Owen Paterson, the secretary of state for environment, food and rural affairs, reinforced this in a recent interview with the Sunday Times in which he said: "This disease is a zoonosis. It can transfer to human beings and kill human beings. This disease killed a lot of people in the 1920s and 30s before we pasteurised milk."

The UK government bought and slaughtered 31,615 cattle in 2011, after they tested positive for bTB. Of these carcasses, 88% was deemed fit for human consumption and went into the food chain. The testing of cattle and compensation for farmers costs taxpayers about £80m a year and Defra's £10m income from the carcasses is used to offset this.

According to the Food Standards Agency (FSA), carcasses from infected animals were subjected to a close visual inspection and infected areas removed before the meat was consumed. But the meat is not subjected to any microbiological tests.
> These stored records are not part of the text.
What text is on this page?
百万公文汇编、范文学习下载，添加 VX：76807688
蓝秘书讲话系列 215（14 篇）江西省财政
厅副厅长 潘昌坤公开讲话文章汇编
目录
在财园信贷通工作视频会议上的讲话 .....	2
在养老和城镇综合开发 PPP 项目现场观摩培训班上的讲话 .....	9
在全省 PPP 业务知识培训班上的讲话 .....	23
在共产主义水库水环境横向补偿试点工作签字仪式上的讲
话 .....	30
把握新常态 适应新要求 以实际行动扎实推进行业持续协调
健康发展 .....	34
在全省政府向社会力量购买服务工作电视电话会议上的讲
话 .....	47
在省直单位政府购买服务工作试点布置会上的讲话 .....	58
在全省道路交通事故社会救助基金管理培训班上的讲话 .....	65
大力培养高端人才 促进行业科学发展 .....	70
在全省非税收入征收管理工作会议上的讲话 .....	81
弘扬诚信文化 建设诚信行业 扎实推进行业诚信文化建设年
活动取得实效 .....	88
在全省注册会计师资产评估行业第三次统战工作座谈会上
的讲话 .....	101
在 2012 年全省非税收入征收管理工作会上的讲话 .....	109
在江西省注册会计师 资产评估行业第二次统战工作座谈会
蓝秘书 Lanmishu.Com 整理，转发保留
"When a tuberculous lesion is found in the lymph nodes of only one part of the carcass, then that part and the associated lymph nodes are declared unfit for human consumption," said the FSA. "The remaining meat is considered safe to enter the food chain."

However this statement is in conflict with scientific research that found that meat can contain bTB bacteria. Ricardo de la Rua-Domenech, a Defra researcher specialising in TB wrote in a 2005 key paper in the journal Tuberculosis: "Whether TB lesions are detected or not, it is possible for apparently normal skeletal muscle (meat) of infected cattle to contain bacilli." The risk of human infection was still low, he suggested, partly because meat was usually cooked.

Bovine TB can take years or even decades to develop, so it is hardly ever possible to say whether any one person was infected by milk, meat or contact with animals.